Les bentonites étudiées relarguent bien de l'aluminium dans les vins, à des valeurs comprises entre 100 µg/l et 800 µg/l, selon le type et la dose de bentonite. C'est la sodique qui en a relargué le plus. La différence est d'autant plus importante que la dose de bentonite est basse. Le collage à 30 g/hl avec la bentonite sodique cède quatre fois plus d'aluminium que le collage avec le mélange. A 100 g/hl, elle apporte 80 % d'aluminium en plus. Les chercheurs expliquent ce phénomène par la structure des bentonites.
Autre constat : l'un des vins blancs secs a extrait plus d'aluminium que les deux autres vins. Or, ce vin avait une teneur en fer plus basse. L'hypothèse serait que comme il y a moins de fer, cela laisse l'acide citrique plus libre pour complexer l'aluminium.

L'acidification à l'acide tartrique aurait tendance à augmenter l'extraction de l'aluminium. Mais, là encore, tout dépend de la dose de bentonite et du type de vin. Ainsi, après un collage aux doses de 30 g/hl ou 60 g/hl de bentonite sodique, la teneur finale en aluminium est inférieure dans le vin acidifié. En revanche, après un traitement à 100 g/hl, elle est supérieure dans le vin acidifié. Dans le cas du collage au mélange de bentonite, on constate sur l'un des vins blancs, une augmentation systématique de la teneur en aluminium. Sur l'autre vin blanc, il n'y a pas d'augmentation de la teneur en aluminium, sauf après l'ajout de 100 g/hl. Quant à la désacidification, elle a tendance à diminuer l'extraction de l'aluminium.
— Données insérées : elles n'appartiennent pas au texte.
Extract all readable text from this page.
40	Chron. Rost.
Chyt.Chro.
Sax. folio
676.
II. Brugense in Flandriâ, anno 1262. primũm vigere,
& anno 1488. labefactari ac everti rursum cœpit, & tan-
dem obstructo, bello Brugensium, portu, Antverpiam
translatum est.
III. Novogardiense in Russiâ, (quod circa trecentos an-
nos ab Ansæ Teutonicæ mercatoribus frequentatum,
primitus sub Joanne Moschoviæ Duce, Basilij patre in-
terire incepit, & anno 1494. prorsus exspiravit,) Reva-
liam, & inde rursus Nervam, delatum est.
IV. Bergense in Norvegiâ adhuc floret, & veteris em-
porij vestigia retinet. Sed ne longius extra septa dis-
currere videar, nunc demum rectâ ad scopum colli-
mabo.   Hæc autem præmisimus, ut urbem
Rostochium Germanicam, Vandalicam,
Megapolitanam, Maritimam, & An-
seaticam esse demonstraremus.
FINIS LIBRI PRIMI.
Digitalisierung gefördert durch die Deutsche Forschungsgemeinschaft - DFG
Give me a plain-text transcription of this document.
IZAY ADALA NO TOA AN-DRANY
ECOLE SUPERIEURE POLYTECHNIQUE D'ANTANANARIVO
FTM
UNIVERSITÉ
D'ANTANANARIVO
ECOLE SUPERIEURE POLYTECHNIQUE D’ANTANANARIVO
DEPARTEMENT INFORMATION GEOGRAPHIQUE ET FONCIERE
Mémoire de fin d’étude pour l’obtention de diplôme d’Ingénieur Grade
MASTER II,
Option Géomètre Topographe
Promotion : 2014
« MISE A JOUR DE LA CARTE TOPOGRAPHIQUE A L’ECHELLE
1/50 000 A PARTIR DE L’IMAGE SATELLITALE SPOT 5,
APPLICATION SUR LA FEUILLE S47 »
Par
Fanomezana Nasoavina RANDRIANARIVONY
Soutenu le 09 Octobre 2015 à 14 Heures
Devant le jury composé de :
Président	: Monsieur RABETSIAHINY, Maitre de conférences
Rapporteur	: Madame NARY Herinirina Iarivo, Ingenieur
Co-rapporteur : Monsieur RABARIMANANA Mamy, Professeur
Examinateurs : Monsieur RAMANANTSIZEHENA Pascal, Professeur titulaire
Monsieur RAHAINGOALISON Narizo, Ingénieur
Soyons rassurés : à ce jour, rien ne permet d'affirmer qu'il y a un risque pour la santé. Pour cela, il faudrait faire des études de biodisponibilité, afin de savoir quel pourcentage d'aluminium dans les vins est absorbé par l'organisme. De plus, les teneurs retrouvées sont faibles par rapport à la norme pour la consommation maximale d'aluminium, fixée par l'Organisation mondiale de la santé : 7 mg/kg de poids corporel par semaine. Pour un adulte de 60 kg, cela correspond à 60 mg par jour. Or, en France, la consommation moyenne est d'environ 5 mg/jour.